Prof. Singer: herabsetzende Lehrerworte

Sebastian wird vom Gift herabsetzender Lehrerworte krank gemacht


Der Schüler fühlte sich von der geringschätzigen Frage des Lehrers verfolgt: »Was hast du denn auf dem Gymnasium zu suchen?« – Solch ausstoßende Worte bedrohen Kinder mit dem Verlust der Zugehörigkeit; sie wirken wie Gift: »Gift, das du unbewusst eintrinkst und das seine Wirkung tut«, schreibt der Philosoph Victor Klemperer: »Sprache kann aus giftigen Elementen gebildet oder zu Trägern von Giftstoffen gemacht werden. Worte können sein wie winzige Arsendosen. Sie werden unbemerkt verschluckt, und nach einiger Zeit ist die Giftwirkung doch da.« Manche Menschen leiden lange Zeit unter winzigen Arsendosen, die ihnen Lehrer durch herabsetzende Worte verabreichten.

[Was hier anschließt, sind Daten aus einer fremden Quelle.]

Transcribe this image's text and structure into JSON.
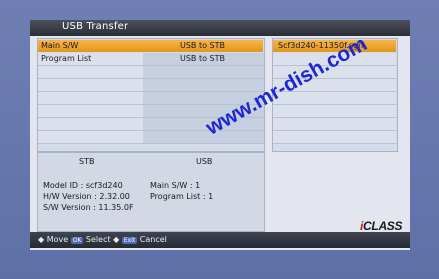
{
  "title": "USB Transfer",
  "list": {
    "rows": [
      {
        "label": "Main S/W",
        "value": "USB to STB"
      },
      {
        "label": "Program List",
        "value": "USB to STB"
      }
    ]
  },
  "files": {
    "selected": "Scf3d240-11350f.sgn"
  },
  "info": {
    "stb_header": "STB",
    "usb_header": "USB",
    "stb": {
      "model": "Model ID : scf3d240",
      "hw": "H/W Version : 2.32.00",
      "sw": "S/W Version : 11.35.0F"
    },
    "usb": {
      "main_sw": "Main S/W : 1",
      "program_list": "Program List : 1"
    }
  },
  "footer": {
    "move_label": "Move",
    "ok_key": "OK",
    "select_label": "Select",
    "exit_key": "Exit",
    "cancel_label": "Cancel"
  },
  "watermark": "www.mr-dish.com",
  "logo": {
    "prefix": "i",
    "suffix": "CLASS"
  },
  "colors": {
    "background": "#6f7fb4",
    "highlight": "#f0a62e",
    "panel": "#d5dce9",
    "watermark": "#1d27d6"
  }
}
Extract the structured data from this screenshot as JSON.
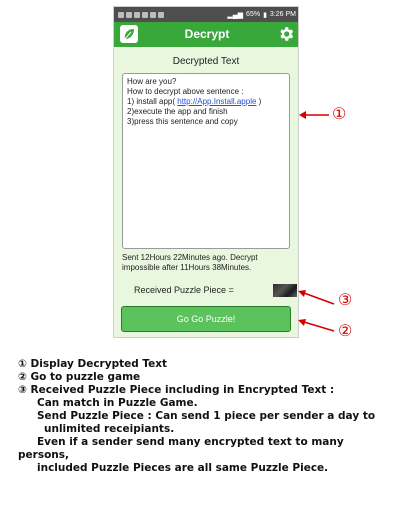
{
  "statusbar": {
    "battery": "65%",
    "time": "3:26 PM"
  },
  "appbar": {
    "title": "Decrypt",
    "logo_icon": "leaf-icon",
    "settings_icon": "gear-icon"
  },
  "section": {
    "title": "Decrypted Text"
  },
  "decrypted": {
    "line1": "How are you?",
    "line2": "How to decrypt above sentence :",
    "line3_prefix": "1) install app( ",
    "line3_link": "http://App.Install.apple",
    "line3_suffix": " )",
    "line4": "2)execute the app and finish",
    "line5": "3)press this sentence and copy"
  },
  "sent_info": "Sent 12Hours 22Minutes ago. Decrypt impossible after 11Hours 38Minutes.",
  "puzzle": {
    "label": "Received Puzzle Piece ="
  },
  "go_button": "Go Go Puzzle!",
  "callouts": {
    "c1": "①",
    "c2": "②",
    "c3": "③"
  },
  "colors": {
    "appbar": "#38a83a",
    "background": "#e9f7df",
    "button": "#5cc25c",
    "callout": "#d40000"
  },
  "legend": {
    "l1": "① Display Decrypted Text",
    "l2": "② Go to puzzle game",
    "l3": "③ Received Puzzle Piece including in Encrypted Text :",
    "l4": "Can match in Puzzle Game.",
    "l5": "Send Puzzle Piece : Can send 1 piece per sender a day to",
    "l6": "unlimited receipiants.",
    "l7": "Even if a sender send many encrypted text to many",
    "l8": "persons,",
    "l9": "included Puzzle Pieces are all same Puzzle Piece."
  }
}
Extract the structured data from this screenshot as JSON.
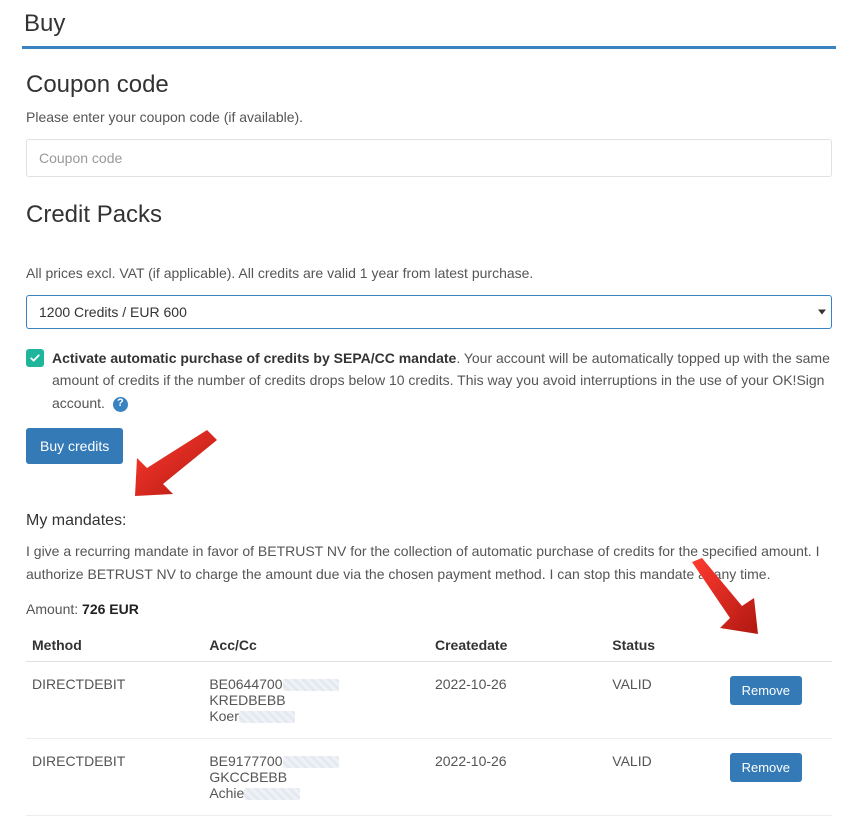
{
  "page": {
    "title": "Buy"
  },
  "coupon": {
    "heading": "Coupon code",
    "hint": "Please enter your coupon code (if available).",
    "placeholder": "Coupon code"
  },
  "packs": {
    "heading": "Credit Packs",
    "note": "All prices excl. VAT (if applicable). All credits are valid 1 year from latest purchase.",
    "selected": "1200 Credits /  EUR 600"
  },
  "auto": {
    "bold": "Activate automatic purchase of credits by SEPA/CC mandate",
    "rest": ". Your account will be automatically topped up with the same amount of credits if the number of credits drops below 10 credits. This way you avoid interruptions in the use of your OK!Sign account."
  },
  "buy_button": "Buy credits",
  "mandates": {
    "title": "My mandates:",
    "text": "I give a recurring mandate in favor of BETRUST NV for the collection of automatic purchase of credits for the specified amount. I authorize BETRUST NV to charge the amount due via the chosen payment method. I can stop this mandate at any time.",
    "amount_label": "Amount: ",
    "amount_value": "726 EUR",
    "headers": {
      "method": "Method",
      "acc": "Acc/Cc",
      "date": "Createdate",
      "status": "Status"
    },
    "rows": [
      {
        "method": "DIRECTDEBIT",
        "acc1": "BE0644700",
        "acc2": "KREDBEBB",
        "acc3": "Koer",
        "date": "2022-10-26",
        "status": "VALID",
        "remove": "Remove"
      },
      {
        "method": "DIRECTDEBIT",
        "acc1": "BE9177700",
        "acc2": "GKCCBEBB",
        "acc3": "Achie",
        "date": "2022-10-26",
        "status": "VALID",
        "remove": "Remove"
      }
    ]
  }
}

Sebastian galt in der Grundschule als interessierter Schüler. Auf dem Gymnasium verlor er durch den herabwürdigenden Lehrer allen Mut. Der Oberstudienrat liest bei jeder Aufsatzbesprechung mangelhafte Arbeiten vor, ohne die Jugendlichen um Erlaubnis zu bitten. Er sucht missglückte Sätze heraus und stellt Kinder namentlich bloß. Wenn er Klassenarbeiten heraus gibt, gleicht das einem Schauprozess: es geschieht in der Reihenfolge der Zensuren, begleitet von ironischen Kommentaren. Es ist die personale Gewalt durch Worte, eingebettet in die heimliche Gewalt; denn: Kein Deutschkollege empört sich öffentlich über die psychische Folter. Durch diese lernen Schüler nicht Aufsatzschreiben; sie lernen, wie man Menschen mit Schwächen an den Pranger stellt. Wo doch Schreiben auf Beziehung aufgebaut ist, ein Ausdrucksmittel, das sich an den Anderen richtet. – Alle im Schulhaus sind daran beteiligt, dass der Oberstudienrat die Grundrechte außer Kraft setzen darf. Oder stimmen Sie Erich Kästners Satz nicht zu: »An allem Unrecht, das geschieht, ist nicht nur der schuld, der es begeht, sondern auch der, der es nicht verhindert.« Sebastian schreckt wegen des gewalttätigen Lehrers nachts auf, bringt beim Frühstück kaum einen Bissen hinunter. In seinen Kopfschmerzen wurde der ihm angetane psychische Schmerz zu körperlichem Schmerz. »Das Kind ist zu sensibel«, hieß es. Stößt die Schule feinfühlige Menschen aus? Oft scheint es so.